Conceptual Modeling of Big Data Extract Processes with UML
Diana Martínez-Mosquera, Sergio Luján-Mora, Henry Recalde
2nd International Conference on Information Systems and Computer Science (INCISCOS 2017), p. 207-211, Quito (Ecuador), November 14-16 2017. ISBN: 978-1-5386-2644-3. https://doi.org/10.1109/INCISCOS.2017.18
(INCISCOS'17d) Congreso internacional / International conference
Big Data is a popular term used to define the storage and processing of high volumes of data. The main aim is to assist companies to make better business decisions. There is a lot of research about developing systems and techniques to deal with Big Data and, since a picture is worth a thousand words, the authors usually present diagrams of their proposals. There is, in this regard, a lack of a standardized format to model Big Data; thus, this paper intends to promote the use of the Unified Modeling Language (UML) for modeling Big Data scenarios. In this paper, the use of UML for modeling the extract process of Big Data is presented. UML is a standard that provides several useful elements for representing the main ideas during the design of a system.
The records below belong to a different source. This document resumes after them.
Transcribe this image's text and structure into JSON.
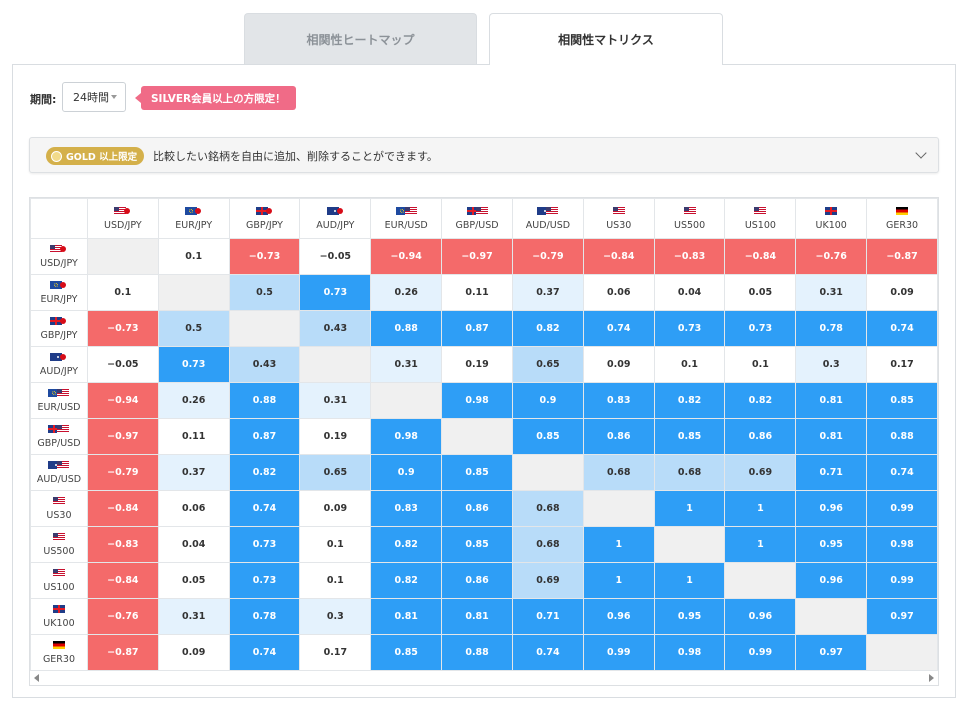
{
  "tabs": [
    {
      "label": "相関性ヒートマップ",
      "active": false
    },
    {
      "label": "相関性マトリクス",
      "active": true
    }
  ],
  "period": {
    "label": "期間:",
    "value": "24時間"
  },
  "silver_badge": "SILVER会員以上の方限定！",
  "gold_bar": {
    "badge": "GOLD 以上限定",
    "text": "比較したい銘柄を自由に追加、削除することができます。"
  },
  "colors": {
    "neg_strong": "#f46a6a",
    "pos_strong": "#2e9ef6",
    "pos_mid": "#b8dcf9",
    "pos_weak": "#e4f2fd",
    "diag": "#f0f0f0",
    "neutral": "#ffffff"
  },
  "matrix": {
    "columns": [
      {
        "label": "USD/JPY",
        "flags": [
          "us",
          "jp"
        ]
      },
      {
        "label": "EUR/JPY",
        "flags": [
          "eu",
          "jp"
        ]
      },
      {
        "label": "GBP/JPY",
        "flags": [
          "gb",
          "jp"
        ]
      },
      {
        "label": "AUD/JPY",
        "flags": [
          "au",
          "jp"
        ]
      },
      {
        "label": "EUR/USD",
        "flags": [
          "eu",
          "us"
        ]
      },
      {
        "label": "GBP/USD",
        "flags": [
          "gb",
          "us"
        ]
      },
      {
        "label": "AUD/USD",
        "flags": [
          "au",
          "us"
        ]
      },
      {
        "label": "US30",
        "flags": [
          "us"
        ]
      },
      {
        "label": "US500",
        "flags": [
          "us"
        ]
      },
      {
        "label": "US100",
        "flags": [
          "us"
        ]
      },
      {
        "label": "UK100",
        "flags": [
          "uk"
        ]
      },
      {
        "label": "GER30",
        "flags": [
          "de"
        ]
      }
    ],
    "rows": [
      [
        "",
        "0.1",
        "−0.73",
        "−0.05",
        "−0.94",
        "−0.97",
        "−0.79",
        "−0.84",
        "−0.83",
        "−0.84",
        "−0.76",
        "−0.87"
      ],
      [
        "0.1",
        "",
        "0.5",
        "0.73",
        "0.26",
        "0.11",
        "0.37",
        "0.06",
        "0.04",
        "0.05",
        "0.31",
        "0.09"
      ],
      [
        "−0.73",
        "0.5",
        "",
        "0.43",
        "0.88",
        "0.87",
        "0.82",
        "0.74",
        "0.73",
        "0.73",
        "0.78",
        "0.74"
      ],
      [
        "−0.05",
        "0.73",
        "0.43",
        "",
        "0.31",
        "0.19",
        "0.65",
        "0.09",
        "0.1",
        "0.1",
        "0.3",
        "0.17"
      ],
      [
        "−0.94",
        "0.26",
        "0.88",
        "0.31",
        "",
        "0.98",
        "0.9",
        "0.83",
        "0.82",
        "0.82",
        "0.81",
        "0.85"
      ],
      [
        "−0.97",
        "0.11",
        "0.87",
        "0.19",
        "0.98",
        "",
        "0.85",
        "0.86",
        "0.85",
        "0.86",
        "0.81",
        "0.88"
      ],
      [
        "−0.79",
        "0.37",
        "0.82",
        "0.65",
        "0.9",
        "0.85",
        "",
        "0.68",
        "0.68",
        "0.69",
        "0.71",
        "0.74"
      ],
      [
        "−0.84",
        "0.06",
        "0.74",
        "0.09",
        "0.83",
        "0.86",
        "0.68",
        "",
        "1",
        "1",
        "0.96",
        "0.99"
      ],
      [
        "−0.83",
        "0.04",
        "0.73",
        "0.1",
        "0.82",
        "0.85",
        "0.68",
        "1",
        "",
        "1",
        "0.95",
        "0.98"
      ],
      [
        "−0.84",
        "0.05",
        "0.73",
        "0.1",
        "0.82",
        "0.86",
        "0.69",
        "1",
        "1",
        "",
        "0.96",
        "0.99"
      ],
      [
        "−0.76",
        "0.31",
        "0.78",
        "0.3",
        "0.81",
        "0.81",
        "0.71",
        "0.96",
        "0.95",
        "0.96",
        "",
        "0.97"
      ],
      [
        "−0.87",
        "0.09",
        "0.74",
        "0.17",
        "0.85",
        "0.88",
        "0.74",
        "0.99",
        "0.98",
        "0.99",
        "0.97",
        ""
      ]
    ]
  }
}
Some systems require certain concepts that are not covered by UML. For these cases, the metamodel of UML can be extended using a mechanism called stereotyping. In this paper, we propose five new stereotypes and the use of three others proposed in a previous research. To provide a better understanding, we have modeled three tools used in the Big Data extract process. The results state a format based on a standard.